Le quartier général du COE est basé à Strasbourg, où siègent un Conseil des ministres, une assemblée parlementaire, une Cour européenne des droits de l’homme, une Conférence des ONG qui représentent officiellement « la voix » de la société civile au Conseil. Le Conseil de l’Europe enfin se veut garant du droit et de la démocratie, bien qu’il ne soit pas lui-même un organisme démocratiquement élu : les citoyens des pays membres sont « représentés » par le biais d’une sélection d’ONG.

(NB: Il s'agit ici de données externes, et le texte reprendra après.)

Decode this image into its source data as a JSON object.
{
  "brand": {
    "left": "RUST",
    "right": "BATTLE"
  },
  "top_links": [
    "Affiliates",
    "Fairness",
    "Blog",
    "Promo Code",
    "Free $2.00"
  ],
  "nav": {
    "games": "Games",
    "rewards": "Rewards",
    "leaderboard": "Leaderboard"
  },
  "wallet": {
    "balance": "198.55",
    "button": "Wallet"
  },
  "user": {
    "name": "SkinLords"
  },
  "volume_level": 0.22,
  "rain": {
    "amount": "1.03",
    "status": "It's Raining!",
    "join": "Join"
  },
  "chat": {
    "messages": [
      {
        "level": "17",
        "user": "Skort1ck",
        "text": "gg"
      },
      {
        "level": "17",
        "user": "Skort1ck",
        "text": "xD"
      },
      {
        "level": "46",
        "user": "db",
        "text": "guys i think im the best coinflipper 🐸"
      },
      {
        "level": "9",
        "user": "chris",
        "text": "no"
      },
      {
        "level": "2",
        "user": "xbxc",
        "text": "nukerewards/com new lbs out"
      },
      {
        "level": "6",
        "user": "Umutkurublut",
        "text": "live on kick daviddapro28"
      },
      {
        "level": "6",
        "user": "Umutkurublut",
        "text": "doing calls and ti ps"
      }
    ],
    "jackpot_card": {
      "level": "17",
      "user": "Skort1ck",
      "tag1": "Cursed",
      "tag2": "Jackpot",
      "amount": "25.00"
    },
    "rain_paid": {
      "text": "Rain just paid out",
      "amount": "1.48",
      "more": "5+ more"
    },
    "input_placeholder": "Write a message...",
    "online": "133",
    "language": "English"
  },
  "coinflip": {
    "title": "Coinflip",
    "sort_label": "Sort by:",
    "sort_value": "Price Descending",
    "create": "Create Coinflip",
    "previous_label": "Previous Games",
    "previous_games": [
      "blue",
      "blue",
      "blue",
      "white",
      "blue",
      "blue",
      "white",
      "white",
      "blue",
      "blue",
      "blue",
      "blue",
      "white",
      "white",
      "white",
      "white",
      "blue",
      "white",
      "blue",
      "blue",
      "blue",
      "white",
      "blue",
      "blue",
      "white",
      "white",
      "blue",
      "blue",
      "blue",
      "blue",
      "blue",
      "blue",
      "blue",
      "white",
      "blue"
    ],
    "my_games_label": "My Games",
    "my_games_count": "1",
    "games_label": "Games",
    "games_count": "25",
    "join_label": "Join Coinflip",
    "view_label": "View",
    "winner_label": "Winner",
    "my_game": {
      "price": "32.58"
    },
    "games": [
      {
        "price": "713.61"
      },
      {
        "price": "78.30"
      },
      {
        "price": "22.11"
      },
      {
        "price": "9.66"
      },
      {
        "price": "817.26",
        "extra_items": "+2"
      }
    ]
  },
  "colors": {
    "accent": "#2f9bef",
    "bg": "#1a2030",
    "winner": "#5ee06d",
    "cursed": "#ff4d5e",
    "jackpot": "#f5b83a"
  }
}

La relation qu’entretient le COE avec les religions, en général, est une relation de partenariat. Ainsi le COE affirme que « les religions peuvent jouer un rôle social bénéfique », et recommande aux États membres d’« encourager les organisations religieuses à favoriser activement la paix, la tolérance, la solidarité et le dialogue interculturel ». Il préconise d’exiger d’elles « la transparence de leurs objectifs statutaires, de leurs dirigeants, de leurs membres et de leurs ressources financières ». En plus d’appeler à établir des liens entre les structures organisationnelles des communautés religieuses et les États, le COE incite les États à s’adresser directement aux communautés religieuses et par exemple à « établir également des contacts politiques directs avec les musulmans en tant que citoyens à part entière ». « Les musulmans sont chez eux en Europe, où ils sont présents depuis des siècles », affirme une résolution du Conseil de 2010 faisant référence à une recommandation de 1991 sur « la contribution de la civilisation islamique à la culture européenne ».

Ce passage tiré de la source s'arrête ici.